Per questo mi associo con passione alle parole dette da
Luisa Pronzato e Elena Tebano.
Essere femministe significa prima di tutto voler cambiare, insieme, un mondo che non ci piace, da decenni. Molto è stato fatto dalle donne arrivate prima di me, nata nel 1974, e molto altro lo stanno facendo le mie coetanee e quelle più giovani. Solo che non si sa, lo si racconta poco o male, e soprattutto c’è molta resistenza da parte di molte delle donne che hanno fatto le lotte degli anni Settanta a voler riconoscere autorevolezza, posizionamento politico e spazi di visibilità a chi è venuta dopo di loro. Il risultato di questo mancato riconoscimento è sotto gli occhi di tutte: si afferma sempre più una mentalità puramente emancipazionistica e per niente liberatoria, spesso moralista e fintamente non sessista, con giovani donne e giovani uomini che non percepiscono quanto si stia tornando indietro sul piano delle conquiste e dei diritti che, sappiamo bene, non sono acquisiti per sempre.

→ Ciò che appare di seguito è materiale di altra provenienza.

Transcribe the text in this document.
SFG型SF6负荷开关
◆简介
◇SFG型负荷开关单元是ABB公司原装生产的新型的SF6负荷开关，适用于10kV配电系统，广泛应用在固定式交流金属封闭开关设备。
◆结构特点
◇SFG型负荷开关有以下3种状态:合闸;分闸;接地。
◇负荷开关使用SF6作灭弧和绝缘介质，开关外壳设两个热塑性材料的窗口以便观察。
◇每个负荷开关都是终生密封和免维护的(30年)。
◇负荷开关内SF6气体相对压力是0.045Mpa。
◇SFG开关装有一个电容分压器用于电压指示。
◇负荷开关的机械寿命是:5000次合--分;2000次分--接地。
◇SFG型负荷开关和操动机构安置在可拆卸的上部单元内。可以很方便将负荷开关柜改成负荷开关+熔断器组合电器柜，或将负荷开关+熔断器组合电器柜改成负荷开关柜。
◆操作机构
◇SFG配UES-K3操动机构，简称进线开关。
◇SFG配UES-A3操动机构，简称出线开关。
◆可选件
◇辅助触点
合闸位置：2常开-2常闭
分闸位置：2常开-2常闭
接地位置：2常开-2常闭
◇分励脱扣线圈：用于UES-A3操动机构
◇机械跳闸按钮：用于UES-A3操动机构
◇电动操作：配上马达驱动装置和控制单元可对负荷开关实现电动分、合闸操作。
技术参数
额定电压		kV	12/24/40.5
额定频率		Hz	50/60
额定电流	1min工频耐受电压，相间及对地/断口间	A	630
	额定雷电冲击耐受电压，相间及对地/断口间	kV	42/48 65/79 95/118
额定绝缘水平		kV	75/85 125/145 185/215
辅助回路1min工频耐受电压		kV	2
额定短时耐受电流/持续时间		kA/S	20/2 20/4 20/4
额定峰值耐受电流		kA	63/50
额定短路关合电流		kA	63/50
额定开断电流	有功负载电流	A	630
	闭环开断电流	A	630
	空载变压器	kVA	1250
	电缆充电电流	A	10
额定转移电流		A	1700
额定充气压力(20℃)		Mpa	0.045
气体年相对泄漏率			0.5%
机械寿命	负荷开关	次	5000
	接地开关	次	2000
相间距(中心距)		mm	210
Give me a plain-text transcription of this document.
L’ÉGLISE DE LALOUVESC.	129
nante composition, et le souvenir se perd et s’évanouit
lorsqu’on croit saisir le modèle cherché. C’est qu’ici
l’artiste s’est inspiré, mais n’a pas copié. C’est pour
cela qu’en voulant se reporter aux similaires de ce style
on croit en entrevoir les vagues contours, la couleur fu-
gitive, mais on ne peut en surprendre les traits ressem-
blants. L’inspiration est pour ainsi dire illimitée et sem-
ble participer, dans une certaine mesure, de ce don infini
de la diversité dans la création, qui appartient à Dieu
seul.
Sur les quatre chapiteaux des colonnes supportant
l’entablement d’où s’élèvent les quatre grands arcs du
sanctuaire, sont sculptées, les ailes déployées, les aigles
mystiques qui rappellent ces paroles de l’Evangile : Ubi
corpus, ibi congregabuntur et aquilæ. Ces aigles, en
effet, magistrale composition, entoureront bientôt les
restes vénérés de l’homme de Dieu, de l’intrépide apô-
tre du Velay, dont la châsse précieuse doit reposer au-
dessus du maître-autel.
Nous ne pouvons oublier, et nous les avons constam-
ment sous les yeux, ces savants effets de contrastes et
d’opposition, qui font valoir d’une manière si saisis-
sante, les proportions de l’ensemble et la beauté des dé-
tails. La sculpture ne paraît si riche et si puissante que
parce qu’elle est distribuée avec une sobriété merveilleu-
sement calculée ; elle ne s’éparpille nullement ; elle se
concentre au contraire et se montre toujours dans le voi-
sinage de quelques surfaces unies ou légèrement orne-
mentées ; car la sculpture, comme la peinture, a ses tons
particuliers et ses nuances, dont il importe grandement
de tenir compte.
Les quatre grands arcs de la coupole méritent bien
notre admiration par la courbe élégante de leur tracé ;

Dire che le donne delle nuove generazioni «danno lustro a una baracca che sta crollando. Manca in loro una vera volontà di affermarsi se non come puntelli, riflessi, eterne seconde, manca un protagonismo di qualità”, per usare le parole di Muraro e di chi condivide il suo stesso sguardo, lo trovo offensivo, arrogante e superbo, ed è curioso che una delle “madri” della differenza non distingua fra donne e faccia di tutta l’erba un fascio. Senza il minimo sforzo per andare a vedere cosa succede nella realtà, fuori dal salotto delle illuminate.